We also need to advance our ability to control the mosquito population. Existing methods for mosquito control all have shortcomings, especially in areas where the population of Aedes mosquitos is rampant. Furthermore, in some areas like the Commonwealth of Puerto Rico, mosquitos may have developed resistance to certain insecticides, which could reduce the range of substances that can be used to effectively decrease mosquito populations. We need to implement the best tools we have today, improve current vector control strategies, and identify better options. We also need better mosquito surveillance to determine the location of mosquitos and areas with mosquito resistance to insecticides, which would inform the implementation of new mosquito control techniques.

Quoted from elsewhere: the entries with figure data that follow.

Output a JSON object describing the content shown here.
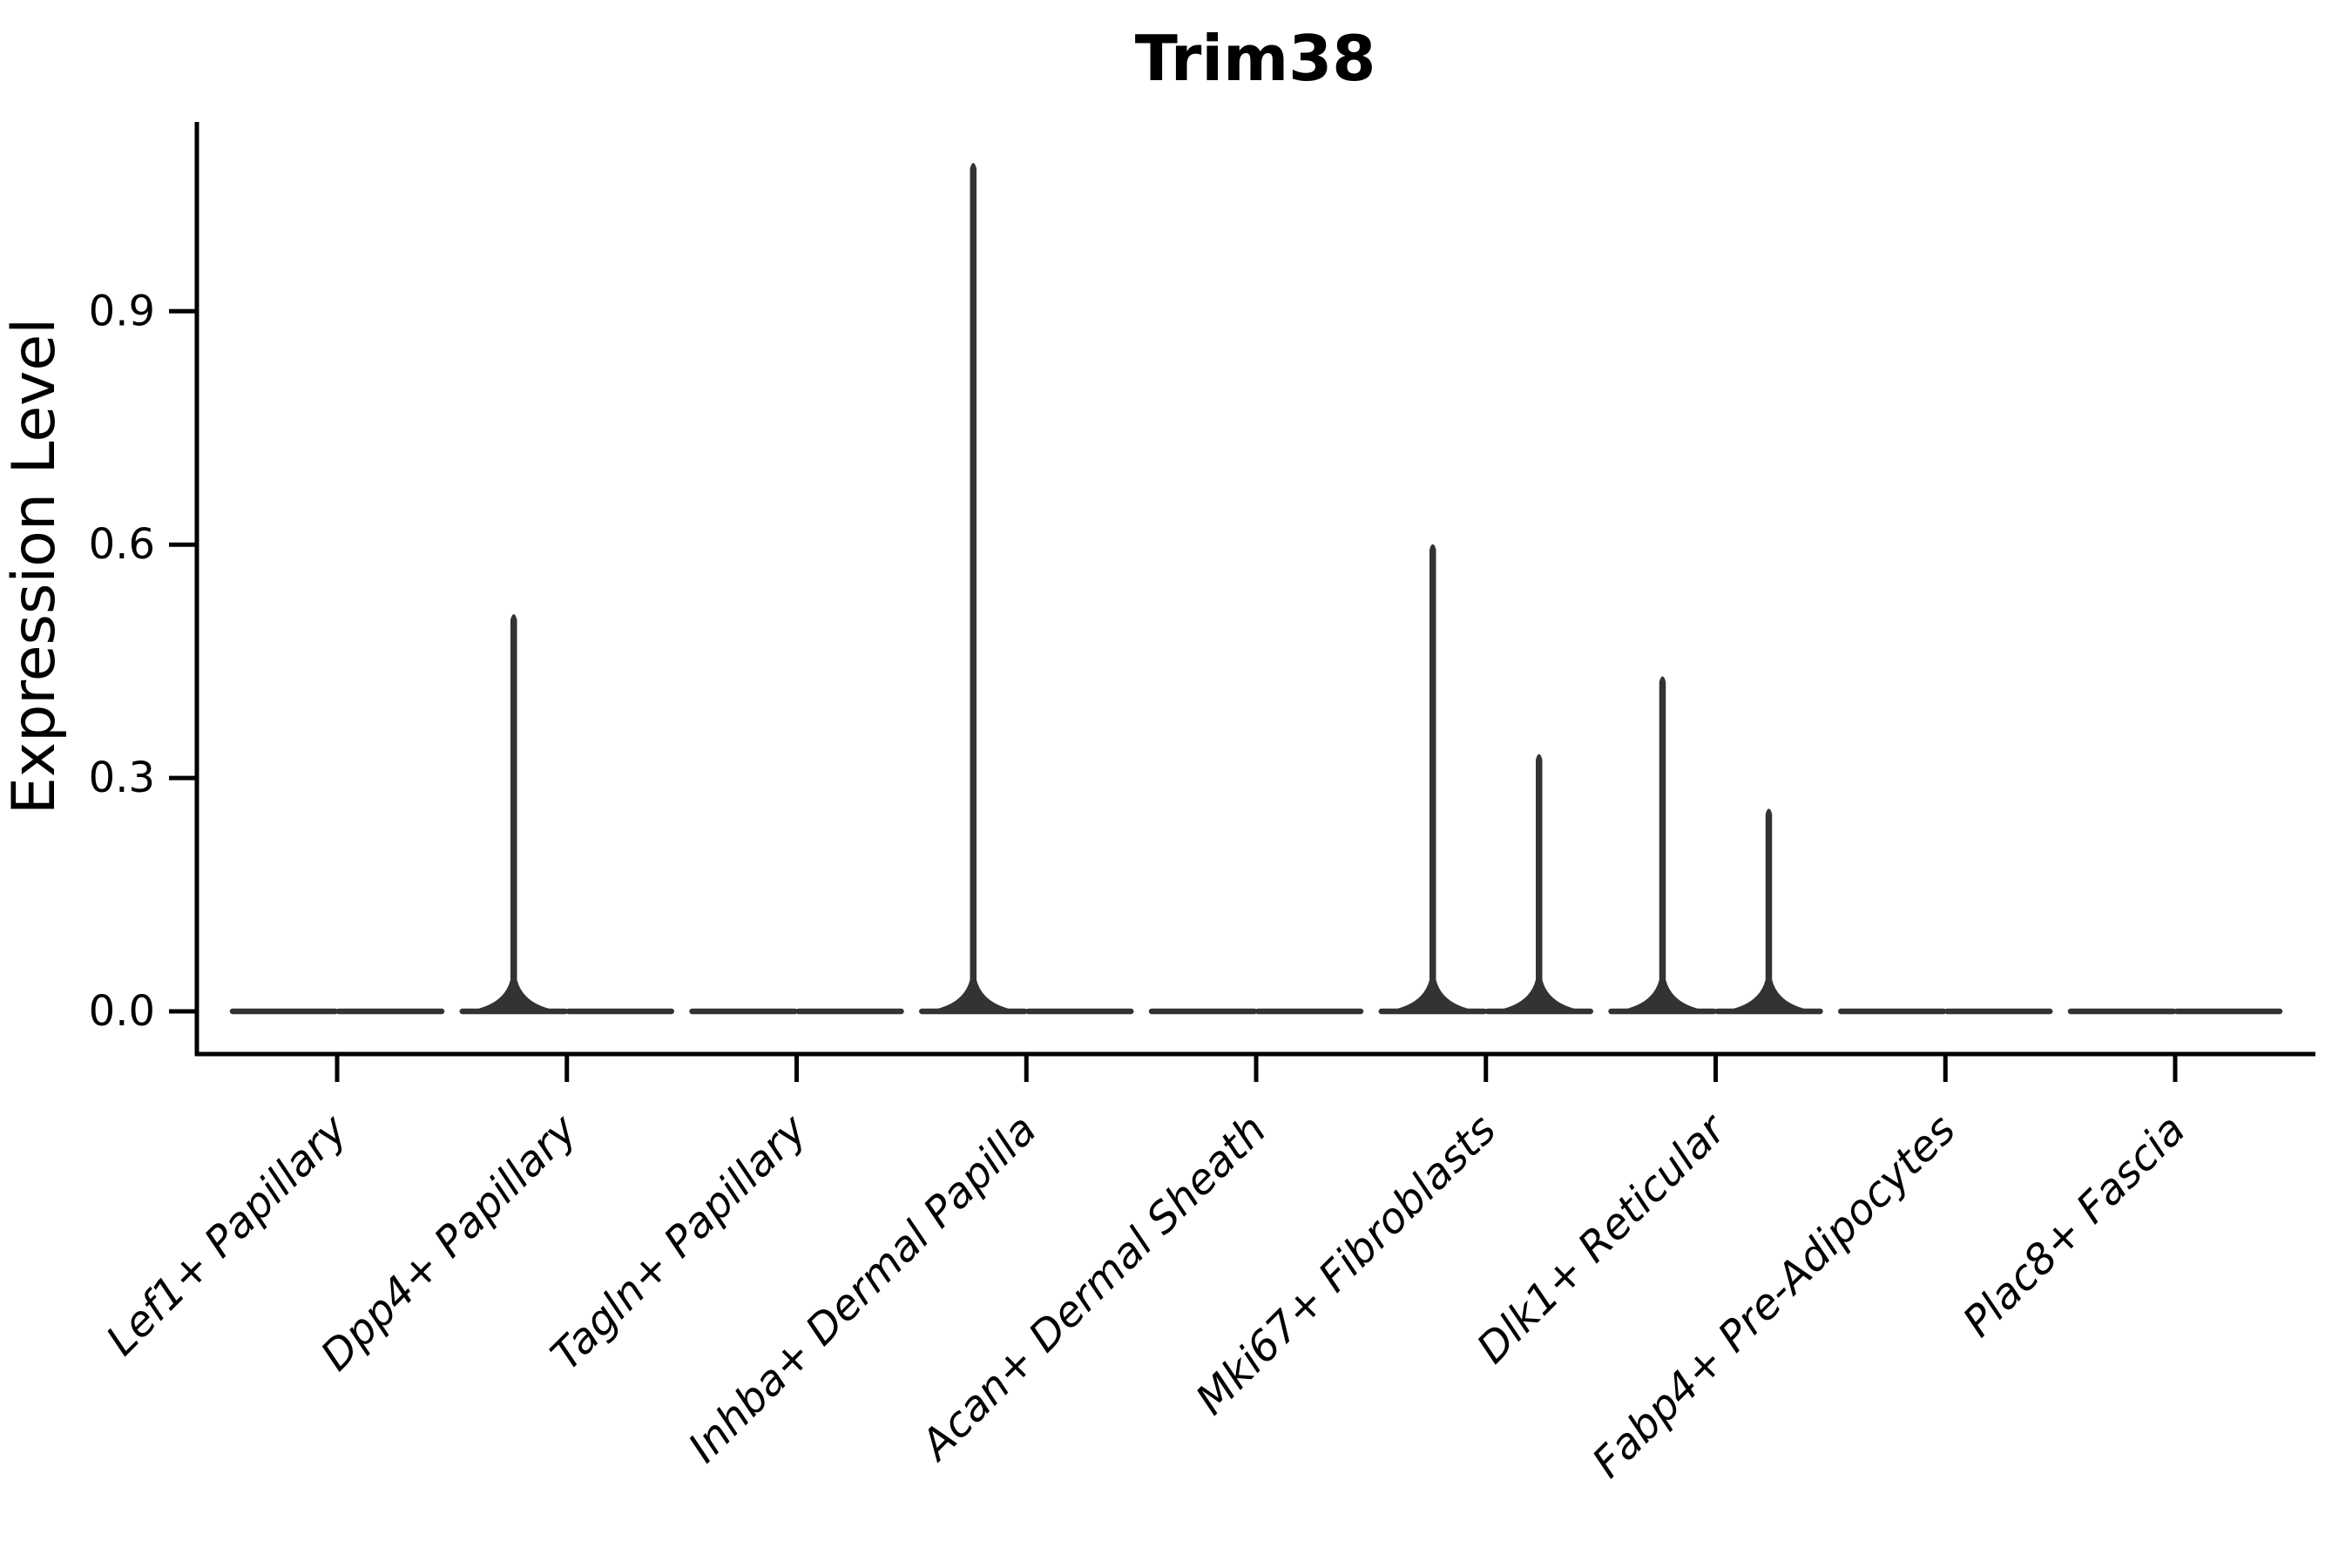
{
  "title": "Trim38",
  "axis": {
    "ylabel": "Expression Level",
    "ytick_labels": [
      "0.0",
      "0.3",
      "0.6",
      "0.9"
    ]
  },
  "colors": {
    "background": "#ffffff",
    "violin_line": "#333333",
    "axis_line": "#000000",
    "text": "#000000"
  },
  "chart_data": {
    "type": "violin",
    "title": "Trim38",
    "xlabel": "",
    "ylabel": "Expression Level",
    "categories": [
      "Lef1+ Papillary",
      "Dpp4+ Papillary",
      "Tagln+ Papillary",
      "Inhba+ Dermal Papilla",
      "Acan+ Dermal Sheath",
      "Mki67+ Fibroblasts",
      "Dlk1+ Reticular",
      "Fabp4+ Pre-Adipocytes",
      "Plac8+ Fascia"
    ],
    "violins_per_category": 2,
    "series": [
      {
        "name": "left-violin",
        "max_values": [
          0,
          0.51,
          0,
          1.09,
          0,
          0.6,
          0.43,
          0,
          0
        ]
      },
      {
        "name": "right-violin",
        "max_values": [
          0,
          0,
          0,
          0,
          0,
          0.33,
          0.26,
          0,
          0
        ]
      }
    ],
    "yticks": [
      0.0,
      0.3,
      0.6,
      0.9
    ],
    "ylim": [
      -0.055,
      1.143
    ],
    "grid": false,
    "legend": "none",
    "shape_note": "nearly all density at 0: violins collapse to flat horizontal lines with thin needle spikes up to the max value"
  }
}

Finally, a vaccine is needed to protect people at risk of Zika virus infections, particularly preventing infection among women of childbearing age. At CDC, our scientists developed both a West Nile virus vaccine, which is currently in use for animal protection in the United States, and a dengue vaccine, which is currently in clinical trials. The President’s request will increase Zika research, improve diagnostics and support advancements in vector control methods. Although availability of a licensed Zika vaccine is several years away, we do not know how long Zika will be a problem in the Americas nor whether the mosquito control efforts that must be implemented will yield durable results.
Microbes continue to be formidable adversaries. To protect Americans, the Zika emergency request invests in the laboratories, disease detectives, disease tracking systems, mosquito control, and investigations needed to continue to improve these essential tools.
The emergence and reemergence of health threats, including those spread by mosquitos and other vectors is not a unique event but something we expect to continue to see in the future. These outbreaks cannot be expected to occur in isolation of one another. The Commonwealth of Puerto Rico and Hawaii were already responding to outbreaks of dengue when Zika virus arose as an urgent health threat. We need to address the threat of mosquito-borne diseases systematically, rather than episodically. Thank you again for the opportunity to appear before you today. I appreciate your attention to this concerning outbreak and I look forward to answering your questions.